Avant ce déconfinement, il y a eu le confinement. Comment avez-vous occupé votre temps libre durant cette période ? Je me considère comme un privilégié. J’ai la chance de vivre dans mon village de naissance, à quelques kilomètres d’Eibar. J’ai une maison avec un petit jardin, c’est très agréable pour rester confiné. J’ai un chien, je le sortais tous les matins et soirs pour le faire gambader. La vérité, c’est que nous allions acheter de temps en temps à manger, mais en restant très vigilants sur les comportements à adopter. Si j’avais vécu ce confinement dans un appartement d’une grande ville avec une mobilité réduite, cela aurait été bien différent.
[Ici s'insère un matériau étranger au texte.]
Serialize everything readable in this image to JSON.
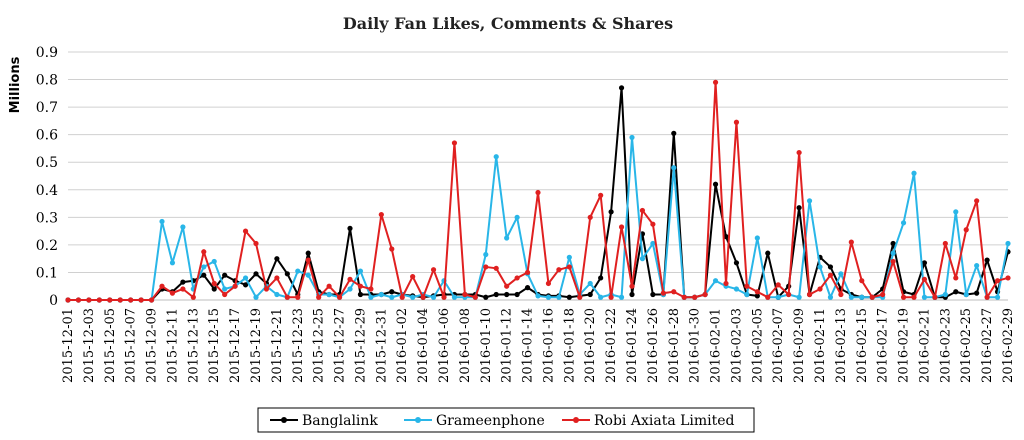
{
  "chart_data": {
    "type": "line",
    "title": "Daily Fan Likes, Comments & Shares",
    "xlabel": "",
    "ylabel": "Millions",
    "ylim": [
      0,
      0.9
    ],
    "yticks": [
      "0",
      "0.1",
      "0.2",
      "0.3",
      "0.4",
      "0.5",
      "0.6",
      "0.7",
      "0.8",
      "0.9"
    ],
    "grid": "horizontal",
    "legend_position": "bottom",
    "x": [
      "2015-12-01",
      "2015-12-02",
      "2015-12-03",
      "2015-12-04",
      "2015-12-05",
      "2015-12-06",
      "2015-12-07",
      "2015-12-08",
      "2015-12-09",
      "2015-12-10",
      "2015-12-11",
      "2015-12-12",
      "2015-12-13",
      "2015-12-14",
      "2015-12-15",
      "2015-12-16",
      "2015-12-17",
      "2015-12-18",
      "2015-12-19",
      "2015-12-20",
      "2015-12-21",
      "2015-12-22",
      "2015-12-23",
      "2015-12-24",
      "2015-12-25",
      "2015-12-26",
      "2015-12-27",
      "2015-12-28",
      "2015-12-29",
      "2015-12-30",
      "2015-12-31",
      "2016-01-01",
      "2016-01-02",
      "2016-01-03",
      "2016-01-04",
      "2016-01-05",
      "2016-01-06",
      "2016-01-07",
      "2016-01-08",
      "2016-01-09",
      "2016-01-10",
      "2016-01-11",
      "2016-01-12",
      "2016-01-13",
      "2016-01-14",
      "2016-01-15",
      "2016-01-16",
      "2016-01-17",
      "2016-01-18",
      "2016-01-19",
      "2016-01-20",
      "2016-01-21",
      "2016-01-22",
      "2016-01-23",
      "2016-01-24",
      "2016-01-25",
      "2016-01-26",
      "2016-01-27",
      "2016-01-28",
      "2016-01-29",
      "2016-01-30",
      "2016-01-31",
      "2016-02-01",
      "2016-02-02",
      "2016-02-03",
      "2016-02-04",
      "2016-02-05",
      "2016-02-06",
      "2016-02-07",
      "2016-02-08",
      "2016-02-09",
      "2016-02-10",
      "2016-02-11",
      "2016-02-12",
      "2016-02-13",
      "2016-02-14",
      "2016-02-15",
      "2016-02-16",
      "2016-02-17",
      "2016-02-18",
      "2016-02-19",
      "2016-02-20",
      "2016-02-21",
      "2016-02-22",
      "2016-02-23",
      "2016-02-24",
      "2016-02-25",
      "2016-02-26",
      "2016-02-27",
      "2016-02-28",
      "2016-02-29"
    ],
    "series": [
      {
        "name": "Banglalink",
        "color": "#000000",
        "values": [
          0,
          0,
          0,
          0,
          0,
          0,
          0,
          0,
          0,
          0.04,
          0.03,
          0.065,
          0.07,
          0.09,
          0.04,
          0.09,
          0.07,
          0.055,
          0.095,
          0.06,
          0.15,
          0.095,
          0.02,
          0.17,
          0.03,
          0.02,
          0.02,
          0.26,
          0.02,
          0.02,
          0.02,
          0.03,
          0.02,
          0.015,
          0.01,
          0.015,
          0.02,
          0.02,
          0.02,
          0.02,
          0.01,
          0.02,
          0.02,
          0.02,
          0.045,
          0.02,
          0.015,
          0.015,
          0.01,
          0.015,
          0.02,
          0.08,
          0.32,
          0.77,
          0.02,
          0.24,
          0.02,
          0.02,
          0.605,
          0.01,
          0.01,
          0.02,
          0.42,
          0.23,
          0.135,
          0.02,
          0.015,
          0.17,
          0.01,
          0.05,
          0.335,
          0.02,
          0.155,
          0.12,
          0.04,
          0.02,
          0.01,
          0.01,
          0.04,
          0.205,
          0.03,
          0.02,
          0.135,
          0.01,
          0.01,
          0.03,
          0.02,
          0.025,
          0.145,
          0.03,
          0.175
        ]
      },
      {
        "name": "Grameenphone",
        "color": "#29b6e8",
        "values": [
          0,
          0,
          0,
          0,
          0,
          0,
          0,
          0,
          0,
          0.285,
          0.135,
          0.265,
          0.04,
          0.12,
          0.14,
          0.04,
          0.05,
          0.08,
          0.01,
          0.05,
          0.02,
          0.01,
          0.105,
          0.09,
          0.02,
          0.02,
          0.01,
          0.04,
          0.105,
          0.01,
          0.02,
          0.01,
          0.02,
          0.01,
          0.02,
          0.01,
          0.07,
          0.01,
          0.01,
          0.01,
          0.165,
          0.52,
          0.225,
          0.3,
          0.095,
          0.015,
          0.01,
          0.01,
          0.155,
          0.02,
          0.06,
          0.01,
          0.02,
          0.01,
          0.59,
          0.15,
          0.205,
          0.02,
          0.48,
          0.01,
          0.01,
          0.02,
          0.07,
          0.05,
          0.04,
          0.02,
          0.225,
          0.01,
          0.01,
          0.02,
          0.01,
          0.36,
          0.12,
          0.01,
          0.095,
          0.01,
          0.01,
          0.01,
          0.01,
          0.17,
          0.28,
          0.46,
          0.01,
          0.01,
          0.02,
          0.32,
          0.02,
          0.125,
          0.01,
          0.01,
          0.205
        ]
      },
      {
        "name": "Robi Axiata Limited",
        "color": "#e02020",
        "values": [
          0,
          0,
          0,
          0,
          0,
          0,
          0,
          0,
          0,
          0.05,
          0.025,
          0.04,
          0.01,
          0.175,
          0.06,
          0.02,
          0.05,
          0.25,
          0.205,
          0.04,
          0.08,
          0.01,
          0.01,
          0.145,
          0.01,
          0.05,
          0.01,
          0.075,
          0.05,
          0.04,
          0.31,
          0.185,
          0.01,
          0.085,
          0.01,
          0.11,
          0.01,
          0.57,
          0.02,
          0.01,
          0.12,
          0.115,
          0.05,
          0.08,
          0.1,
          0.39,
          0.06,
          0.11,
          0.12,
          0.01,
          0.3,
          0.38,
          0.01,
          0.265,
          0.05,
          0.325,
          0.275,
          0.025,
          0.03,
          0.01,
          0.01,
          0.02,
          0.79,
          0.06,
          0.645,
          0.05,
          0.03,
          0.01,
          0.055,
          0.02,
          0.535,
          0.02,
          0.04,
          0.09,
          0.02,
          0.21,
          0.07,
          0.01,
          0.02,
          0.14,
          0.01,
          0.01,
          0.075,
          0.01,
          0.205,
          0.08,
          0.255,
          0.36,
          0.01,
          0.07,
          0.08
        ]
      }
    ]
  }
}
Qu’est-ce qui vous a le plus manqué ? Le fait de passer du temps avec les amis et les collègues, d’entretenir la relation humaine. Se parler derrière un écran, c’est bien, mais rien ne vaut la discussion en face à face. Ma famille était là pour me permettre d’interagir, mais mon quotidien professionnel me manquait énormément. Regarder du football ne me manquait pas plus que ça. En revanche, être avec les joueurs et leur parler, c’est vraiment irremplaçable. Aller à l’entraînement pour entraîner une équipe, ce n’est pas que venir, s’entraîner et repartir. L’approche est beaucoup plus profonde et complexe : tu vas établir le contact avec tes joueurs, discuter de tel ou tel sujet, organiser tes ateliers sur la pelouse comme dans le gymnase… La magie du football, je la ressens à travers le quotidien.

Il y a un mois de cela, je t’aurais répondu que le championnat ne pouvait pas redémarrer.

À titre personnel, est-ce que vous avez eu des doutes sur le fait que la Liga reprenne cette saison ? La pandémie s’est développée de manière ultra rapide. Il y a un mois de cela, je t’aurais répondu que le championnat ne pouvait pas redémarrer, car nous étions confinés et sans grande possibilité d’action. Cela semblait évident. Mais tout est revenu très vite : les bars sont accessibles, nous pouvons nous réunir en groupes de douze ou quatorze personnes, les cinémas ne vont pas tarder à rouvrir… Aujourd’hui, il y a toujours des morts, mais les chiffres ne sont plus aussi alarmants que ceux publiés en avril.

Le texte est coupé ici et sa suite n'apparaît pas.